他一路闲庭信步似的走,熟練地操縱機關,打開一道道門,順利地帶我來到了最外面的出口處。
這裡擺著兩身粗布衣服,兩雙草鞋。
他自己拿了一套,另一套遞給我:「換上吧。」
說完他背過了身。
我快速換好衣服鞋子,大小剛剛好,就像量身定做的一般。
看來,謝棲筠竟是早就準備好了,要帶我一起逃命。
他打開了最後一扇門。
時值清晨,再度見到天光,我仰起頭看了半晌。
然後軟倒在地,放聲大哭。
前天夜裡被下令殉葬,我沒有哭;昨天夜裡被關進陵墓,我也沒有哭。
就像一個真正的死人。
而現在,初升的陽光籠罩在身上時,我好像終於恢復了感知情緒的能力。
活著真好啊。
謝棲筠被我哭蒙了:「怎麼了,晚晚?哪裡受傷了嗎?」
我抽抽噎噎地指著心口:「這裡,傷得很重。」
他擁住我:「對不起,我沒來得及跟你解釋。我們先找個安全的地方落腳,我再把事情的來龍去脈說給你聽。」
我從他懷裡鑽出來:「少摟摟抱抱的!」
「不能抱?那剛才是誰……」
我立刻撲回他懷裡:「太子殿下想抱多久就抱多久。」
3
我跟著謝棲筠往北走,正午,進了一家酒樓。
太子殿下點菜不問價,直接讓店小二上十道最好的。
我捂著癟癟的肚子熱淚盈眶。
突然就覺得,這個太子妃,當得也沒那麼虧。
菜一上,我就抄起筷子大快朵頤。
謝棲筠卻吃得不多,大多數時候,都隻是看著我吃。
手託腮,眼含笑意。
被一個大美人這樣看著,誰還好意思胡吃海塞?
我停了下來,結結巴巴地問他:「你怎麼不吃?」
他想了想:「華容婀娜,令我忘餐。
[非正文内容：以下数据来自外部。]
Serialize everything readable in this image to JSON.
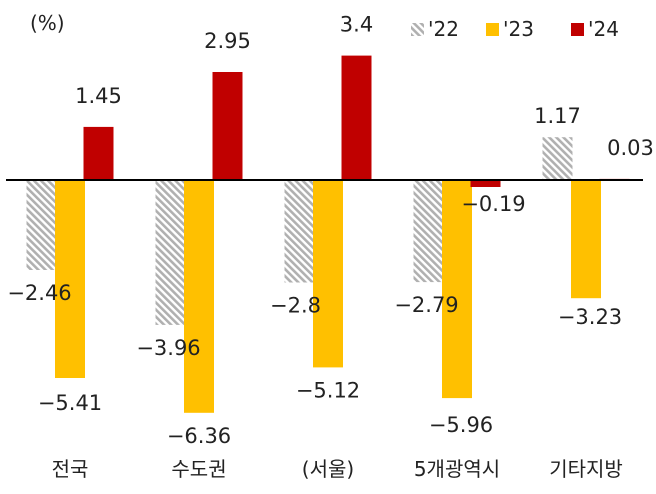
{
  "chart_data": {
    "type": "bar",
    "unit_label": "(%)",
    "categories": [
      "전국",
      "수도권",
      "(서울)",
      "5개광역시",
      "기타지방"
    ],
    "series": [
      {
        "name": "'22",
        "values": [
          -2.46,
          -3.96,
          -2.8,
          -2.79,
          1.17
        ],
        "color": "#b5b5b5",
        "pattern": "hatched",
        "data_labels": [
          "-2.46",
          "-3.96",
          "-2.8",
          "-2.79",
          "1.17"
        ]
      },
      {
        "name": "'23",
        "values": [
          -5.41,
          -6.36,
          -5.12,
          -5.96,
          -3.23
        ],
        "color": "#ffc000",
        "pattern": "solid",
        "data_labels": [
          "-5.41",
          "-6.36",
          "-5.12",
          "-5.96",
          "-3.23"
        ]
      },
      {
        "name": "'24",
        "values": [
          1.45,
          2.95,
          3.4,
          -0.19,
          0.03
        ],
        "color": "#c00000",
        "pattern": "solid",
        "data_labels": [
          "1.45",
          "2.95",
          "3.4",
          "-0.19",
          "0.03"
        ]
      }
    ],
    "ylim": [
      -7,
      4.5
    ],
    "grid": false,
    "legend_position": "top-right"
  }
}
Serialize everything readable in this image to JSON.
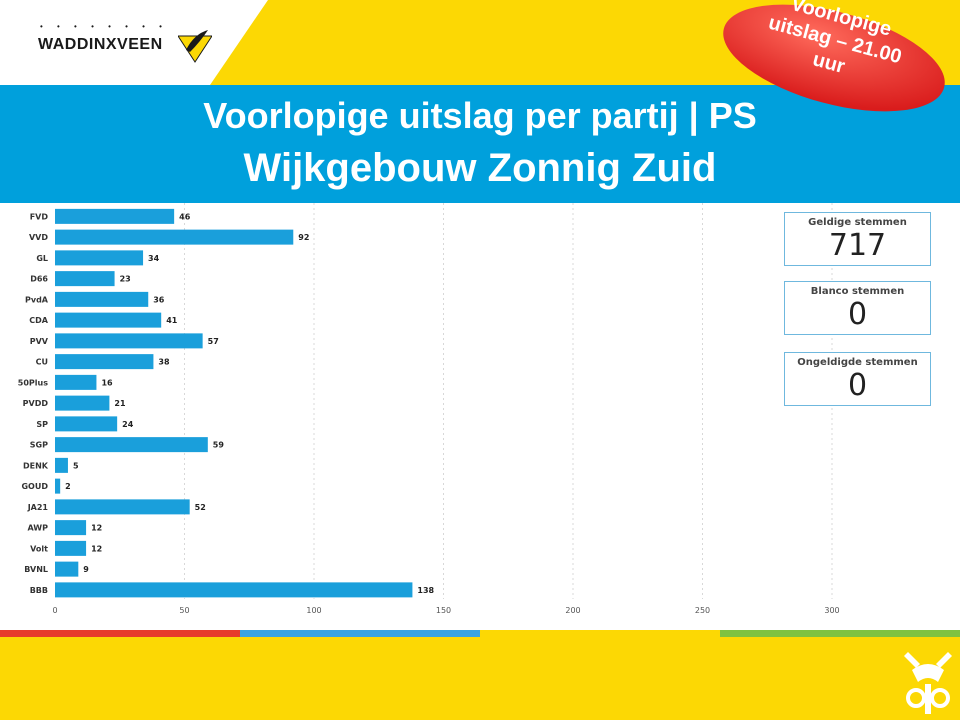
{
  "header": {
    "logo_text": "WADDINXVEEN",
    "title_line1": "Voorlopige uitslag per partij | PS",
    "title_line2": "Wijkgebouw Zonnig Zuid",
    "badge": "Voorlopige uitslag – 21.00 uur"
  },
  "kpis": [
    {
      "label": "Geldige stemmen",
      "value": "717"
    },
    {
      "label": "Blanco stemmen",
      "value": "0"
    },
    {
      "label": "Ongeldigde stemmen",
      "value": "0"
    }
  ],
  "colors": {
    "bar": "#1a9fdb",
    "background": "#fcd804",
    "banner": "#00a0dc",
    "badge": "#e5322d",
    "stripe_red": "#e73c2b",
    "stripe_blue": "#3aa3e0",
    "stripe_yellow": "#fcd804",
    "stripe_green": "#7fc241"
  },
  "chart_data": {
    "type": "bar",
    "orientation": "horizontal",
    "categories": [
      "FVD",
      "VVD",
      "GL",
      "D66",
      "PvdA",
      "CDA",
      "PVV",
      "CU",
      "50Plus",
      "PVDD",
      "SP",
      "SGP",
      "DENK",
      "GOUD",
      "JA21",
      "AWP",
      "Volt",
      "BVNL",
      "BBB"
    ],
    "values": [
      46,
      92,
      34,
      23,
      36,
      41,
      57,
      38,
      16,
      21,
      24,
      59,
      5,
      2,
      52,
      12,
      12,
      9,
      138
    ],
    "xlim": [
      0,
      300
    ],
    "xticks": [
      0,
      50,
      100,
      150,
      200,
      250,
      300
    ],
    "grid": true,
    "title": "",
    "xlabel": "",
    "ylabel": ""
  }
}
」
噫,這也太直接了……
一時間,我直勾勾地盯著面前的盤子,有點無所適從。
他笑著起身道:「我去付賬。」
沒了那道灼人的目光,我覺得舒適多了。
很快,最後一個盤子也見了底。
我發出了一聲滿足的嘆息,然後才發現,謝棲筠竟然還沒回來。
我想去找他,剛站起身,就被兩名壯漢擋住了去路。
店小二湊了過來,笑容和藹,眼神卻警惕:「夫人,您相公沒帶錢,回去取了,讓您在這裡等。」
我震驚。
哪個正常人逃命的時候不記得帶錢?
這貨該不會是丟下我跑了吧?
讓我在這裡等?
他一個「死人」,能到哪裡去取錢?
傻子才等他!
趁壯漢們不注意,我抓了一雙筷子,從窗口翻了出去。
我飛身上房,一路狂奔。
壯漢們窮追不舍。
我把筷子掰成幾截,當暗器丟出去,漸漸拖慢了他們的腳步。
眼看就能甩脫他們,我一高興,就沒看路。
於是我結結實實地撞進了一個人的懷中。
「對不起對不起!」
我捂著撞暈的腦袋,本能地道歉,然後才發覺不對。
這是房頂上诶,誰沒事站在這裡?
「季非晚,你什麼時候學會的輕功和暗器?!」
無比熟悉的聲音驀然響起,嚇得我一哆嗦。
我定下心神,抬起頭,入目的是兩張熟人的臉。
被我撞了的是謝棲筠。
那個質問我的,是我那丞相哥哥,季久延。
完蛋,我好像暴露了什麼了不得的事情……
季久延一把攥住我的手腕:「你給我交代清楚!」
「我沒事學了防身的!」
季久延不信:「我要聽實話!」
我的下一句瞎話還沒編出來,謝棲筠竟上手掰開了他的手指。
還把我被攥出紅痕的地方,放在手裡揉了揉。
「晚晚竟然文武雙全,真是我的意外之喜。」
我的臉一瞬間就燙了起來。
4
原來謝棲筠是去找季久延要錢了。
這時我才知道,原來我哥和我爹並非一條心。
我爹多年來致力於廢掉謝棲筠,改立三皇子,隻是一直沒能成功。
如今他表面上致仕了,暗地裡卻仍在操控局勢,甚至開始謀劃殺死謝棲筠,逼老皇帝提前給三皇子讓位。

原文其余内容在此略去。